The future course of Vietnam's ratings will depend on the development of a credit culture, increased transparency in government policy and financial disclosure and the effective implementation of the ambitious program of structural reforms. Progress in such areas, together with the expected normalization of trade relations with the United States, would help reverse the deterioration in investor confidence in Vietnam that followed in the wake of the Asian financial crisis.

Internal Politics.  A political report  adopted at the Ninth Party Congress admitted the sorry state of the party, saying that corruption among the top brass and rank-and-file members has ``incurred wrath of the people and undermined their confidence in the party.'' Pointing to intensifying international competition, the report emphasized the urgent need of reform, saying ``we will lag even further behind economically unless we move ahead.''

The rhetoric for the need to change couldn't be better, but it makes little difference as long as it remains only hot air. The country's new leadership needs to implement the report's proposals to stamp out corruption, including the publication of assets of party executives and their families.

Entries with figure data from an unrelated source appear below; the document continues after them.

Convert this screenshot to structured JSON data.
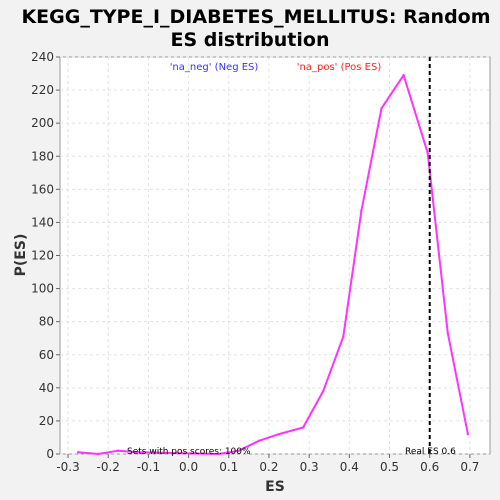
{
  "chart_data": {
    "type": "line",
    "title_line1": "KEGG_TYPE_I_DIABETES_MELLITUS: Random",
    "title_line2": "ES distribution",
    "xlabel": "ES",
    "ylabel": "P(ES)",
    "xlim": [
      -0.32,
      0.75
    ],
    "ylim": [
      0,
      240
    ],
    "x_ticks": [
      -0.3,
      -0.2,
      -0.1,
      0.0,
      0.1,
      0.2,
      0.3,
      0.4,
      0.5,
      0.6,
      0.7
    ],
    "y_ticks": [
      0,
      20,
      40,
      60,
      80,
      100,
      120,
      140,
      160,
      180,
      200,
      220,
      240
    ],
    "grid": true,
    "legend": [
      {
        "label": "'na_neg' (Neg ES)",
        "color": "#3333ff"
      },
      {
        "label": "'na_pos' (Pos ES)",
        "color": "#ff2222"
      }
    ],
    "series": [
      {
        "color": "#ff33ff",
        "x": [
          -0.275,
          -0.225,
          -0.175,
          -0.125,
          0.075,
          0.125,
          0.175,
          0.225,
          0.285,
          0.335,
          0.385,
          0.43,
          0.48,
          0.535,
          0.595,
          0.645,
          0.695
        ],
        "y": [
          1,
          0,
          2,
          1,
          0,
          2,
          8,
          12,
          16,
          38,
          71,
          147,
          209,
          229,
          182,
          73,
          12
        ]
      }
    ],
    "real_es": 0.6,
    "annotations": {
      "pos_scores": "Sets with pos scores: 100%",
      "real_es_label": "Real ES 0.6"
    }
  }
}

The nation can no longer hide from the need for market reforms, or support those who seek to derail them.  However, if the party tries to ram through market reforms, it will face the tough question of how to deal with the diversification of values among the people. Sooner or later, the country will have to embark on the hard road toward democratization. The rest of the world will be watching closely to see how Vietnam's new leadership will map the nation's future.